Requirement | Example amount | Form of Reserve | Held With |
SLR | INR 18 Crore at 18% | Gold, Cash, or Government securities | The Bank |
What is CRR?
CRR or Cash Reserve Ratio is the percentage of a bank's total deposits that must be kept with the Reserve Bank of India in the form of cash. So the banks cannot use the amount for lending or investment. It is solely for maintaining liquidity in the system. The main purpose of this is to control the money flow in the economy.
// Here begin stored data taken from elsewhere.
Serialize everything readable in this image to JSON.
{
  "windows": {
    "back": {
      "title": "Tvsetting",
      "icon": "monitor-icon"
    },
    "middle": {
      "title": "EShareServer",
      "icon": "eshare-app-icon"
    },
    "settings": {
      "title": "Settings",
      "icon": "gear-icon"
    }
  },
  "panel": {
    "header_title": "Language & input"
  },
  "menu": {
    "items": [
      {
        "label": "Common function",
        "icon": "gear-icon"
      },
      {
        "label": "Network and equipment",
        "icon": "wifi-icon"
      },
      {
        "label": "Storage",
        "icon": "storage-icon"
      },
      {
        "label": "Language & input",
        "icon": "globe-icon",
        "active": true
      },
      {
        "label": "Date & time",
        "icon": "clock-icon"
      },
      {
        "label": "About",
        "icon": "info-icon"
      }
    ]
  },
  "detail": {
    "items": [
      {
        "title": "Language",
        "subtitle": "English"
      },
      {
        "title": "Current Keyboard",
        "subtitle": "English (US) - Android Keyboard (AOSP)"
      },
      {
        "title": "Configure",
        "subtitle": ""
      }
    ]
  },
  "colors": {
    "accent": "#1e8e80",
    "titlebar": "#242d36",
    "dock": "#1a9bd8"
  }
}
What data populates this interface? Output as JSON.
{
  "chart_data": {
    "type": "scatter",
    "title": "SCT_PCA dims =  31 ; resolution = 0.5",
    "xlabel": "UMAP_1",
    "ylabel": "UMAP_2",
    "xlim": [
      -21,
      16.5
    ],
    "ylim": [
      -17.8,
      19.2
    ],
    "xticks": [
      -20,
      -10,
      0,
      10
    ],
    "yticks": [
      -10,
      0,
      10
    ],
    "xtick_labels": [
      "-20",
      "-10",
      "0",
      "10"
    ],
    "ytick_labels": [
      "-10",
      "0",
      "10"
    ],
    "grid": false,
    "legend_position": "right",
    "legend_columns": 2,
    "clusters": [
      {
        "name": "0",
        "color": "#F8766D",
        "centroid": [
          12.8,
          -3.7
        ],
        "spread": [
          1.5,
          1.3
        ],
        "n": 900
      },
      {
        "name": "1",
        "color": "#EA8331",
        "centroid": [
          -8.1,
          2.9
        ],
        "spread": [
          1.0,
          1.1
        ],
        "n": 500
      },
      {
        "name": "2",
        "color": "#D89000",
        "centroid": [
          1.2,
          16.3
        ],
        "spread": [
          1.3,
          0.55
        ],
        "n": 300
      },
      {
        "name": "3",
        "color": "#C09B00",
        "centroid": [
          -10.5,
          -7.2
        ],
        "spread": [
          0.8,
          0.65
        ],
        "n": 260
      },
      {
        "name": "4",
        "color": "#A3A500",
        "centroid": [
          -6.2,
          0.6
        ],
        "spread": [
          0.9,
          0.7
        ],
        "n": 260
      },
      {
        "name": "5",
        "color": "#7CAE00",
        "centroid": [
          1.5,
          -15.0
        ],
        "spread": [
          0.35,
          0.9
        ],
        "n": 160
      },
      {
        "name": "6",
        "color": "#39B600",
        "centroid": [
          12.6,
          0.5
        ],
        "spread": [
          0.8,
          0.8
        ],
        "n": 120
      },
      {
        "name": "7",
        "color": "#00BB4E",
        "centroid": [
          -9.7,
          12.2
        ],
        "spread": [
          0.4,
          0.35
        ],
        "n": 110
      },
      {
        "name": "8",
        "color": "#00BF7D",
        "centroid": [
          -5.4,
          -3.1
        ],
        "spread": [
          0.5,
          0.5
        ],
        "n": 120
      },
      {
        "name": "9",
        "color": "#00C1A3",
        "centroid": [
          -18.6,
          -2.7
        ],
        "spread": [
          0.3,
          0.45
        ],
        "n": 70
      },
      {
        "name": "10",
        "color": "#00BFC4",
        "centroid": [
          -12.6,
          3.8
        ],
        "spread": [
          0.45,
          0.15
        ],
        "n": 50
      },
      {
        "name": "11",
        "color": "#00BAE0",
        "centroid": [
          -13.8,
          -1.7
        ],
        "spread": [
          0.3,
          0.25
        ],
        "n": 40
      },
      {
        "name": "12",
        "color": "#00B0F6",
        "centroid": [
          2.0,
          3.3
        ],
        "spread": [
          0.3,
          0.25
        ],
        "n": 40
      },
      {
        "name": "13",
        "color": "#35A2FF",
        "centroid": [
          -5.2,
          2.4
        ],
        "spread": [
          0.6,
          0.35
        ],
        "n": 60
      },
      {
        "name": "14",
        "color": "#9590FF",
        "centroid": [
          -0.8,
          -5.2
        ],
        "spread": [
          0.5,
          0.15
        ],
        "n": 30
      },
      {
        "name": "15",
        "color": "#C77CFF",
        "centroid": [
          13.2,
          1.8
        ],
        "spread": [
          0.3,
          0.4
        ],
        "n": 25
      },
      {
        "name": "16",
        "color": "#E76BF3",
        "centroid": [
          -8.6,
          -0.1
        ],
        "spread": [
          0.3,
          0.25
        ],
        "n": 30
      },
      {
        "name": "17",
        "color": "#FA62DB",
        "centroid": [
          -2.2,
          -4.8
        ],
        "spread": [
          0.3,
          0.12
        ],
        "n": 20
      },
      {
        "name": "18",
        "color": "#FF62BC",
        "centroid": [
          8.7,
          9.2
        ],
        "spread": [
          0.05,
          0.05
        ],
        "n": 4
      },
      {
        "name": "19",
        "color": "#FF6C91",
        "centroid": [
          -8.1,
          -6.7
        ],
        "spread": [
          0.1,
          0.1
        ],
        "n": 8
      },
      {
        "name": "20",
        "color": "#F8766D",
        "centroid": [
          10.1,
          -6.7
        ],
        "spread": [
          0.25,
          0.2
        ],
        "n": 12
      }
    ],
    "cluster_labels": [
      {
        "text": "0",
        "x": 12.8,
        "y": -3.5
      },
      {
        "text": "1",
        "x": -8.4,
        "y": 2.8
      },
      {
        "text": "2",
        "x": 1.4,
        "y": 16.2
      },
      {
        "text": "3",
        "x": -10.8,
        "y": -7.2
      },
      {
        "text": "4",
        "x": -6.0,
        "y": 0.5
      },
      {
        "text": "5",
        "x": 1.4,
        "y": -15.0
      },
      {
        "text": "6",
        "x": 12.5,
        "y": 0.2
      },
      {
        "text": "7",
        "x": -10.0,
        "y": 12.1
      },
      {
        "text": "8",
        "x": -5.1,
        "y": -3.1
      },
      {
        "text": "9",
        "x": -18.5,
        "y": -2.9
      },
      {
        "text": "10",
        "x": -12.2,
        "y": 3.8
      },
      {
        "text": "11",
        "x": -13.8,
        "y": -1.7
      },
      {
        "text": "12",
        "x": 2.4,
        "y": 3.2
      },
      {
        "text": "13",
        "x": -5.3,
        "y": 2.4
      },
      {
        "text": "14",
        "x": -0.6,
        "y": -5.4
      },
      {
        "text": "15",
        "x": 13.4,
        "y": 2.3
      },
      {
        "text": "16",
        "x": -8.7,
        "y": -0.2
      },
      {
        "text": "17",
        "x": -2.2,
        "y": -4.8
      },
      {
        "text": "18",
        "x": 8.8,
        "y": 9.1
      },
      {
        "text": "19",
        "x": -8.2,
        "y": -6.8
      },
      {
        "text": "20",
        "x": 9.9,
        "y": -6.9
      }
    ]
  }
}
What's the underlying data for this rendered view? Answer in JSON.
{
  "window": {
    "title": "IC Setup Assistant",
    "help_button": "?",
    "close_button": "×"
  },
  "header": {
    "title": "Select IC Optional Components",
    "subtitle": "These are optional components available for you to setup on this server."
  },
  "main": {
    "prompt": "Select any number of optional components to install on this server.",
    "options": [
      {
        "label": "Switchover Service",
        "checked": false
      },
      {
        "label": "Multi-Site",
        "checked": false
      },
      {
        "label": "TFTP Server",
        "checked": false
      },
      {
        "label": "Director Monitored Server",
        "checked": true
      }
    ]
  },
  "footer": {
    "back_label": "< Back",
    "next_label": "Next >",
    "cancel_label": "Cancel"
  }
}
This helps the Reserve Bank of India to manage inflation and liquidity.
Example of CRR
With the same INR 100 crore in deposits and the RBI, which has set the DRR at 4%, the bank must keep INR 4 crore as cash with the RBI, and this amount cannot be used for lending or investment, and it is kept solely with the central bank to regulat liquidity in the economy.
Requirement | Example amount | Form of Reserve | Held With |
CRR | INR 4 Crore at 4% | Only cash | RBI |
Difference Between SLR and CRR
Here are the differences between SLR and CRR:
Feature | CRR | SLR |
Form | Form is only cash. | Form is Cash, gold, or government-approved securities |
Purpose | They control liquidity and money supply | They ensure solvency and limit credit expansion |
Kept With | With RBI | With the bank |
Return | There is no interest. | The banks may earn returns on SLR assets. |
Conclusion
In conclusion, CRR and SLR are tools. While CRR controls the cash flow in the system, SLR ensures the stability of the bank. So, CRR and SLR help maintain a balanced and robust financial system in India. We hope this blog on SLR and CRR in banking has been helpful to you.